Willst du gegen den Gang des Gesetzes einschreiten?«
»Aber
es ist zu grausam! Wer weiß, wie lange er dort schon steht, in dieser
Hitze! Und jeder, der vorbeikommt, darf ihn verprügeln.«
»Und
du wirst wütend, wenn das jemand anderes als du tut«, stellte Morren
fest. »Wahrscheinlich wird er schon heute oder morgen, allenfalls übermorgen,
wieder freigelassen. Diesmal wird er nicht hingerichtet. Meinst du
nicht, es tut gut, ihn einmal ein wenig zappeln zu lassen?«
»Aber
er zappelt nicht«, sagte Keil. »Er ist kaum bei Bewußtsein.«
Sie
standen jetzt direkt vor der steinernen Erhöhung. Trotz des großen Gedränges
waren alle Leute Morren ausgewichen, als er sich den Weg bahnte - er mußte
nicht einmal die Hände ausstrecken Der Block war in einer Höhe
aufgebaut, in der Felder gezwungen war, gebückt und mit eingeknickten
Knien zu stehen - er war zu niedrig für eine aufrechte Haltung, aber zu
hoch, um zu sitzen oder zu knien. Felders Beine waren zur Seite
weggerutscht, und wären sein Kopf und seine Hände nicht eingeklemmt
gewesen, wäre er jetzt sicher ganz so Boden gesackt.
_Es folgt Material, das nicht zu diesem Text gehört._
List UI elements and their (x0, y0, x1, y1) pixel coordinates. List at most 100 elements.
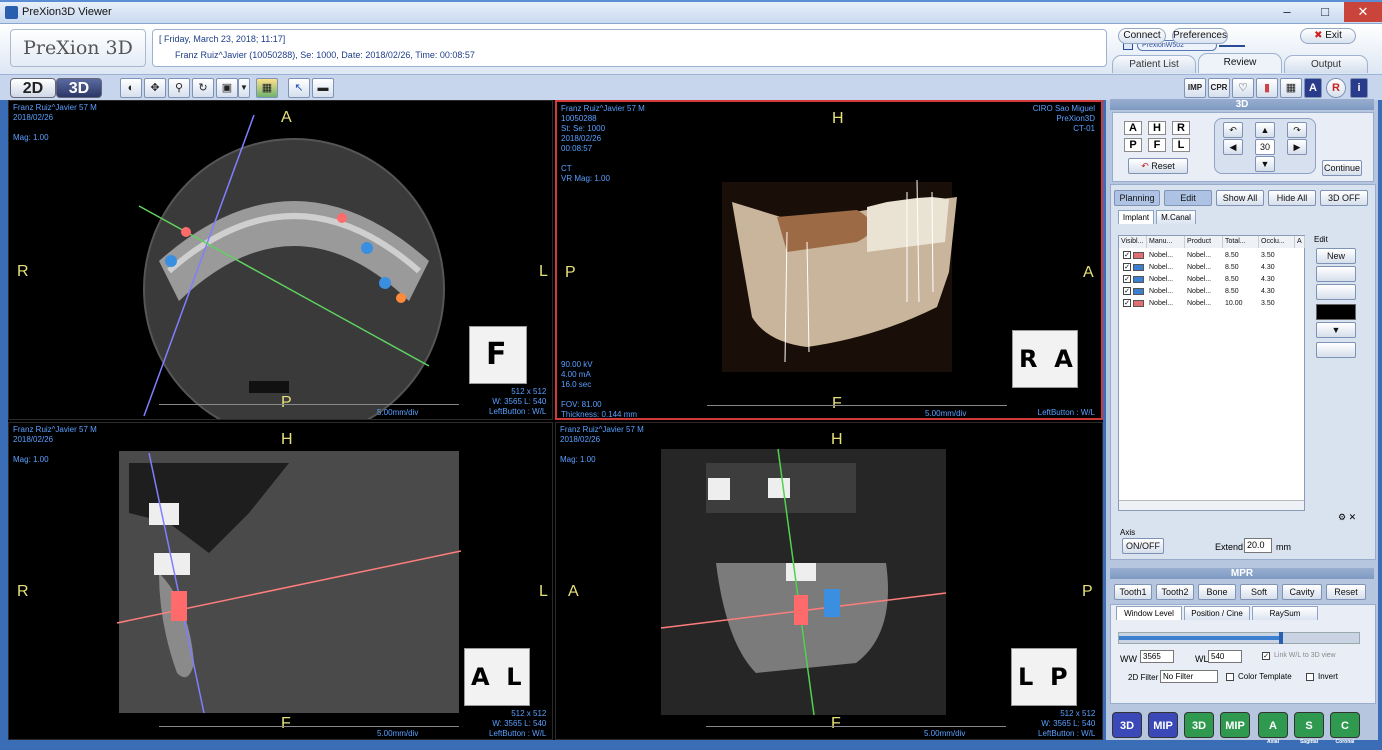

Er war barfuß, sein
Hemd und sein Umhang waren zerrissen, und nur seine ledernen Hosen
schienen das Ganze unbeschadet überstanden zu haben. Außerdem war er über
und über mit Schmutz und Unrat bedeckt, wohl auch deswegen, weil die
Umstehenden
ihn unter großem Gejohle mit Dingen bewarfen, von denen fauliger Kohl
noch das Harmloseste war. Keil spürte eine große Wut in sich aufsteigen
gegen diese Leute, die sich an einem wehrlosen Mann ausließen, und er
begann zu begreifen, weswegen Lonněl immer losstürmen und eingreifen mußte,
wenn er so etwas sah.
Felder
schien wieder etwas zu Bewußtsein zu kommen, er rappelte sich auf und hob
den Kopf. Sein Gesicht blutete, und eines seiner Augen war blau-rot
angelaufen und zugeschwollen. In seinem Blick lag etwas Wildes, Gehetztes,
wie bei einem verwundeten Tier, daß seinem Jäger gegenübersteht: Keine
Angst, aber eine hilflose Wut. Er sah geradeaus, über die Köpfe der
Menge hinweg, und so bemerkte er seine drei Freunde nicht, die direkt vor
ihm standen.
»Aber
wir müssen ihm helfen!« wiederholte Lonněl. »Er hat vielleicht seit
Tagen nichts zu essen und zu trinken bekommen.«
»Letzteres
dürfte sein Hauptproblem sein«, murmelte Morren, fuhr plötzlich herum
und faßte Lonněl bei den Schultern, um ihm direkt in die Augen zu
blicken. »Was glaubst du wohl, was ich bin? Ein Steinklotz? Glaubst du
vielleicht, ich hätte nicht in dem Moment, in dem ich ihn in meiner Kugel
gesehen habe, beschlossen, ihn zu befreien? Glaubst du, ich will meine
Freunde leiden sehen? Die Frage ist nur, wie wir es anstellen sollen.«
»Wenn
du das Schloß aufbrechen könntest …«, schlug Keil vor.
Morren
sah ihn herablassend an und schüttelte den Kopf. Langsam hob er seine
Arme, richtete die Hände auf Felder und spreizte die Finger.
Im
nächsten Moment brannte der Pranger.
Keil
und Lonněl schrien gleichzeitig auf, als sie sahen, wie die roten Flammen
das Holz verschlangen, aber ihr Schrei ging unter im entsetzen
Aufkreischen der Menge. Alle Leute wichen zurück, so schnell sie konnten.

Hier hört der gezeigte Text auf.